Individuals who are dually eligible for Medicare and Medicaid coverage are known by various terms, such as Medicare-Medicaid enrollees, dual-eligible beneficiaries, dual eligibles, or simply duals. Depending on the context, these terms are often used interchangeably, as they are in this article. In 2016 (the most recent full calendar year with data available), 11.7 million people were dually enrolled in the Medicare and Medicaid programs; among them, nearly 7.0 million (59%) were 65 years or older, while almost 4.8 million (41%) were under age 65 (Medicare-Medicaid Coordination Office, 2017a). Within their respective age groups, dual eligibles represented 14% of all Medicare beneficiaries who were 65 years or older and 51% of all Medicare beneficiaries who were under age 65 and disabled in 2016 (calculations from data accompanying Medicare-Medicaid Coordination Office, 2017a).
Together, dual-eligible beneficiaries comprise an important subset of the Medicare and Medicaid populations, because of their low income levels, high prevalence of chronic conditions and disabilities, substantial care needs, and high medical and long-term care expenditures (Jacobson, Neuman, & Damico, 2012; Young, Garfield, Musumeci, Clemans-Cope, & Lawton, 2013). Dual eligibles account for a disproportionately large share of Medicare and Medicaid spending. In 2013, they represented 20% of all Medicare beneficiaries and 15% of all Medicaid beneficiaries, but incurred 34% of total Medicare spending and 32% of total Medicaid spending (MedPAC & MACPAC, 2018).
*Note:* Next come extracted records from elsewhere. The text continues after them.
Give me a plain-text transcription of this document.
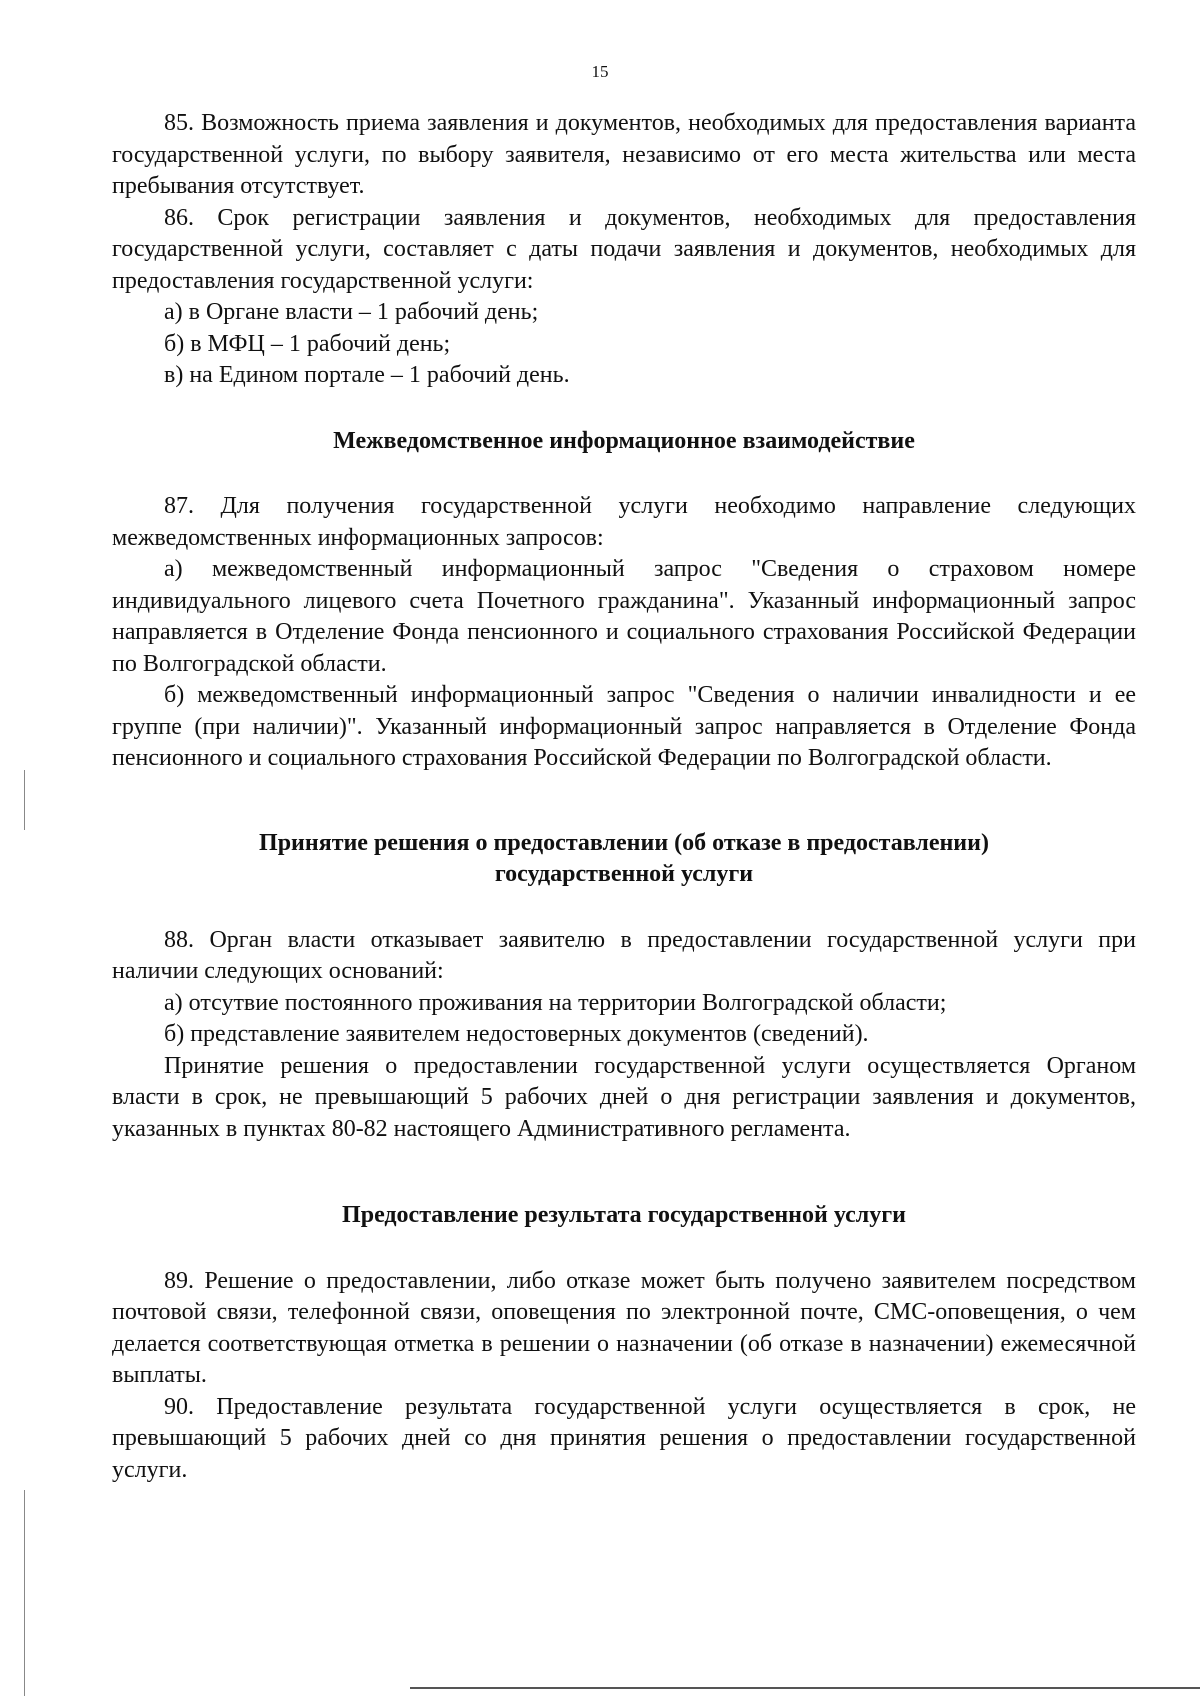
15

85. Возможность приема заявления и документов, необходимых для предоставления варианта государственной услуги, по выбору заявителя, независимо от его места жительства или места пребывания отсутствует.

86. Срок регистрации заявления и документов, необходимых для предоставления государственной услуги, составляет с даты подачи заявления и документов, необходимых для предоставления государственной услуги:

а) в Органе власти – 1 рабочий день;

б) в МФЦ – 1 рабочий день;

в) на Едином портале – 1 рабочий день.

Межведомственное информационное взаимодействие

87. Для получения государственной услуги необходимо направление следующих межведомственных информационных запросов:

а) межведомственный информационный запрос "Сведения о страховом номере индивидуального лицевого счета Почетного гражданина". Указанный информационный запрос направляется в Отделение Фонда пенсионного и социального страхования Российской Федерации по Волгоградской области.

б) межведомственный информационный запрос "Сведения о наличии инвалидности и ее группе (при наличии)". Указанный информационный запрос направляется в Отделение Фонда пенсионного и социального страхования Российской Федерации по Волгоградской области.

Принятие решения о предоставлении (об отказе в предоставлении)
государственной услуги

88. Орган власти отказывает заявителю в предоставлении государственной услуги при наличии следующих оснований:

а) отсутвие постоянного проживания на территории Волгоградской области;

б) представление заявителем недостоверных документов (сведений).

Принятие решения о предоставлении государственной услуги осуществляется Органом власти в срок, не превышающий 5 рабочих дней о дня регистрации заявления и документов, указанных в пунктах 80-82 настоящего Административного регламента.

Предоставление результата государственной услуги

89. Решение о предоставлении, либо отказе может быть получено заявителем посредством почтовой связи, телефонной связи, оповещения по электронной почте, СМС-оповещения, о чем делается соответствующая отметка в решении о назначении (об отказе в назначении) ежемесячной выплаты.

90. Предоставление результата государственной услуги осуществляется в срок, не превышающий 5 рабочих дней со дня принятия решения о предоставлении государственной услуги.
Far from homogeneous, dual eligibles are a diverse population with a wide range of circumstances, conditions, and needs (Jacobson et al., 2012). Using the most recent data available, this article first provides a profile of dual eligibles with respect to their demographic characteristics, health conditions, service utilization, and Medicare and Medicaid spending. Then, it highlights the relevance of the dual-eligible population and key policy issues and challenges in the care of this population. To the extent possible, the data presentation and policy discussion focus on dual eligibles aged 65 and older, who constitute the majority of all dual-eligible beneficiaries.